Page 93 of Devil's Bargain

She yawned and nodded. “What time is it?”

“Six o’clock.”

She froze, blinking. “In the evening?”

“Yeah,” he said apologetically. “I thought you—the doctor said you should sleep as much as—”

“Manny, I was supposed to go to the office!”

“Yeah, well, you really don’t need to go until—”

“Manny!”

“Sorry.” He held up his hands and turned away, shoulders hunched. She glared at him for a second, then shook her head and grabbed the cordless phone from the counter as she headed for the bathroom.

It was impossible to stay mad at Manny, especially in the bathroom, which was very possibly the most heavenly place she’d ever seen. Marble, massaging jets of water, a tub big enough to hold three or four … it was hard to hold a grudge. She still thought of it as Manny’s bathroom, but really, it was hers now, too. For the time being.

Weird.

As she toweled her hair dry with one hand, she dialed Borden’s cell phone one-handed. He answered on the second ring.

“Are you in town?” she asked.

“Well, across it,” he said. “Meeting with some corporate clients. Just finished.”

“I was planning on going to the office, but Manny’s blown that by forgetting to tell me to wake up.”

“That’s his job now?”

“Shut up.”

“Who’s a grumpy late riser?”

“I’m starving. And I want dinner. I heard you eat, sometimes.”

“When the company’s agreeable,” Borden said. “I’ll be there in—twenty minutes. Tell your boyfriend not to shoot me on the way in, okay?”

She smiled and hung up on him, but he had a point about Manny. Not the boyfriend part, the shooting part. Manny was taking guard duty way too seriously. Even Lucia thought he’d gone a little loony on the subject.

She put extra time in at the mirror, experimenting with makeup and blush and eyeliner, and when she was finished, she decided it wasn’t too humiliating. She still looked like Jasmine Callender. Just not the one who got drunk and beat up truckers.

After some thought, she chose a black pantsuit with a plain white French-cuffed shirt—Lucia’s shopping influence—and some mid-heeled shoes. By the time she was slipping them on, Borden’s rental car appeared on the security monitor, and she had to race to tell Manny not to activate his more extreme self-defensive measures.

She met Borden downstairs, in the garage, and found him leaning against his sedan, looking tall and lawyerly.
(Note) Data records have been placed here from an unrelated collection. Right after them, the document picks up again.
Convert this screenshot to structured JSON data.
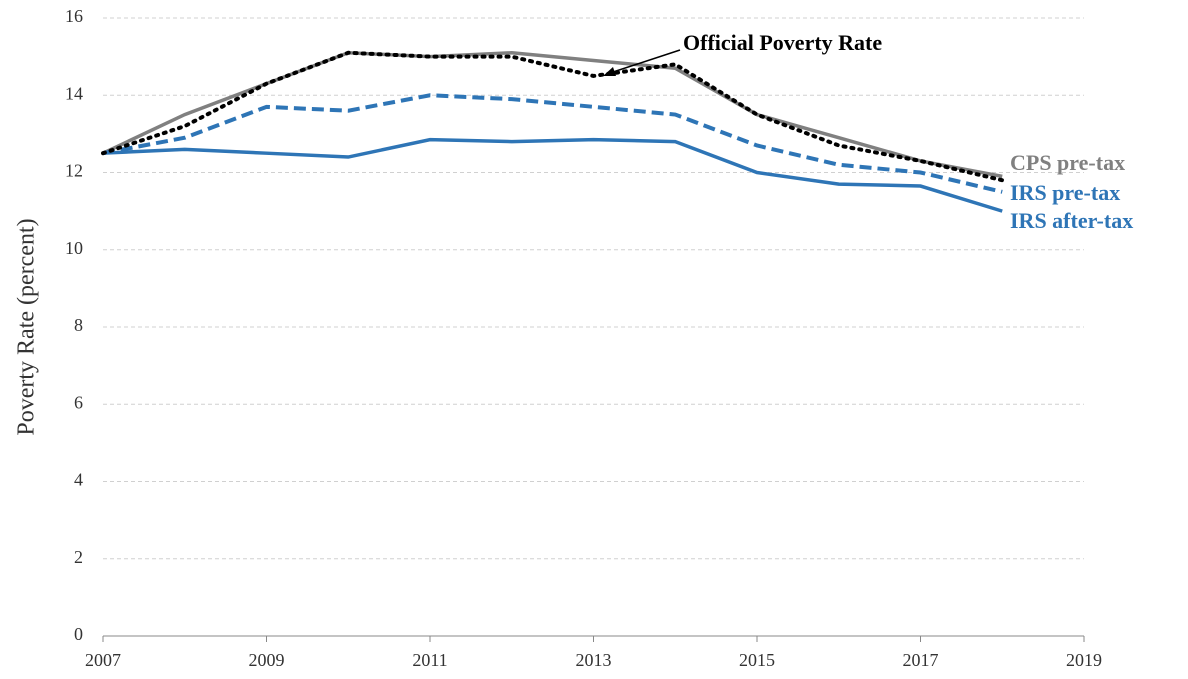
{
  "chart_data": {
    "type": "line",
    "y_label": "Poverty Rate (percent)",
    "x": [
      2007,
      2008,
      2009,
      2010,
      2011,
      2012,
      2013,
      2014,
      2015,
      2016,
      2017,
      2018
    ],
    "xlim": [
      2007,
      2019
    ],
    "xticks": [
      2007,
      2009,
      2011,
      2013,
      2015,
      2017,
      2019
    ],
    "ylim": [
      0,
      16
    ],
    "yticks": [
      0,
      2,
      4,
      6,
      8,
      10,
      12,
      14,
      16
    ],
    "grid": true,
    "series": [
      {
        "name": "Official Poverty Rate",
        "color": "#000000",
        "style": "dotted",
        "values": [
          12.5,
          13.2,
          14.3,
          15.1,
          15.0,
          15.0,
          14.5,
          14.8,
          13.5,
          12.7,
          12.3,
          11.8
        ]
      },
      {
        "name": "CPS pre-tax",
        "color": "#808080",
        "style": "solid",
        "values": [
          12.5,
          13.5,
          14.3,
          15.1,
          15.0,
          15.1,
          14.9,
          14.7,
          13.5,
          12.9,
          12.3,
          11.9
        ]
      },
      {
        "name": "IRS pre-tax",
        "color": "#2e75b6",
        "style": "dashed",
        "values": [
          12.5,
          12.9,
          13.7,
          13.6,
          14.0,
          13.9,
          13.7,
          13.5,
          12.7,
          12.2,
          12.0,
          11.5
        ]
      },
      {
        "name": "IRS after-tax",
        "color": "#2e75b6",
        "style": "solid",
        "values": [
          12.5,
          12.6,
          12.5,
          12.4,
          12.85,
          12.8,
          12.85,
          12.8,
          12.0,
          11.7,
          11.65,
          11.0
        ]
      }
    ]
  }
}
Very legitimate.

His eyes widened at the sight of her, and he straightened up. She deliberately slowed down, enjoying the effect.

“Counselor,” she said, and gave him a long, measuring look. “Something wrong?”
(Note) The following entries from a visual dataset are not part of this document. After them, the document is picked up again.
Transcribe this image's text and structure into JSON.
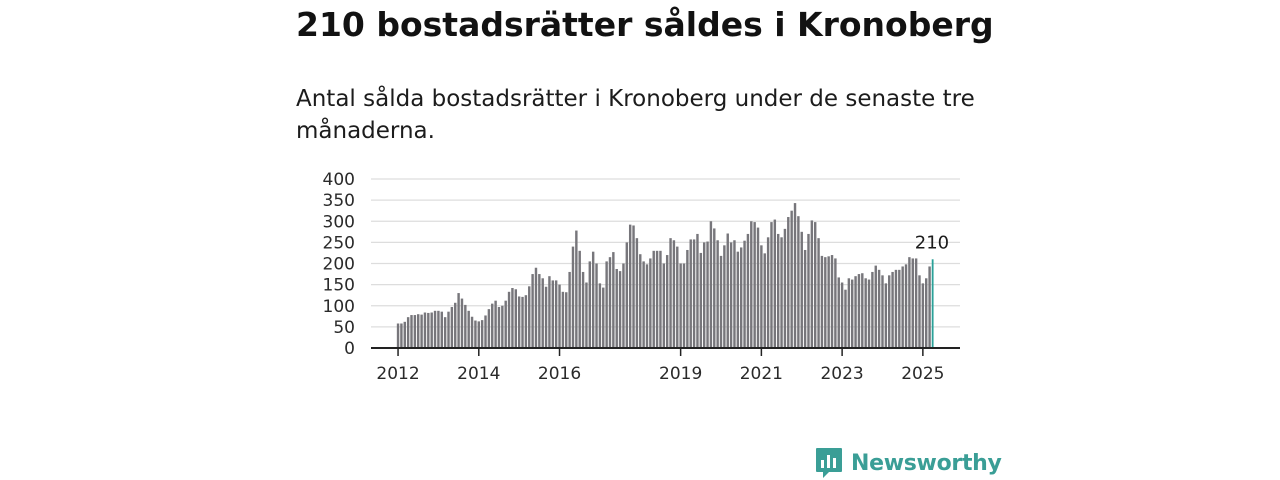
{
  "header": {
    "title": "210 bostadsrätter såldes i Kronoberg",
    "subtitle": "Antal sålda bostadsrätter i Kronoberg under de senaste tre månaderna."
  },
  "brand": {
    "name": "Newsworthy",
    "color": "#3a9e96"
  },
  "colors": {
    "bar": "#77767b",
    "highlight": "#2aa198",
    "grid": "#dddddd",
    "axis": "#222222"
  },
  "chart_data": {
    "type": "bar",
    "title": "210 bostadsrätter såldes i Kronoberg",
    "subtitle": "Antal sålda bostadsrätter i Kronoberg under de senaste tre månaderna.",
    "xlabel": "",
    "ylabel": "",
    "ylim": [
      0,
      400
    ],
    "yticks": [
      0,
      50,
      100,
      150,
      200,
      250,
      300,
      350,
      400
    ],
    "xlim": [
      2011.33,
      2025.92
    ],
    "xticks": [
      "2012",
      "2014",
      "2016",
      "2019",
      "2021",
      "2023",
      "2025"
    ],
    "grid": true,
    "legend": "none",
    "start": "2012-01",
    "frequency": "monthly",
    "highlight_last": true,
    "last_value_label": "210",
    "values": [
      58,
      58,
      62,
      73,
      78,
      78,
      80,
      79,
      84,
      83,
      84,
      88,
      88,
      86,
      73,
      86,
      97,
      107,
      130,
      117,
      102,
      88,
      74,
      65,
      63,
      66,
      77,
      92,
      105,
      112,
      97,
      100,
      112,
      133,
      142,
      139,
      122,
      121,
      125,
      146,
      175,
      190,
      175,
      165,
      145,
      170,
      160,
      160,
      150,
      133,
      132,
      180,
      240,
      278,
      230,
      180,
      155,
      205,
      228,
      200,
      153,
      143,
      205,
      215,
      227,
      187,
      182,
      200,
      250,
      292,
      290,
      260,
      222,
      205,
      198,
      212,
      230,
      230,
      230,
      200,
      220,
      260,
      255,
      240,
      200,
      200,
      232,
      257,
      257,
      270,
      225,
      250,
      252,
      300,
      283,
      255,
      218,
      243,
      271,
      250,
      255,
      228,
      238,
      254,
      270,
      300,
      298,
      285,
      243,
      224,
      262,
      298,
      304,
      270,
      262,
      282,
      310,
      325,
      343,
      312,
      275,
      232,
      270,
      302,
      298,
      260,
      218,
      215,
      217,
      220,
      212,
      167,
      155,
      138,
      165,
      162,
      170,
      175,
      177,
      165,
      162,
      180,
      195,
      185,
      172,
      153,
      172,
      180,
      185,
      185,
      193,
      198,
      215,
      212,
      212,
      172,
      153,
      165,
      193,
      210
    ]
  }
}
“Yes,” he said. “I’m pretty sure there are some laws being broken, I’m just not clear on which ones.”

He walked around and opened the door for her. Handed her in, fingers warm around hers.

She didn’t let go. She tugged hard on his hand, tipping him off balance and down to her seated level.

Grabbed his tie and kissed him.

Warm, slow slide of lips, just as hot and sweet as she remembered from that strange, dizzying day at Simms’s prison. His lips parted, and she plunged her tongue into the opening, tasting coffee and caramel. His tongue scraped hers, teased, stroked. She moaned, deep in her throat, and grabbed a handful of his hair to try to get him deeper into her. It was unbelievable, really, how much she wanted this.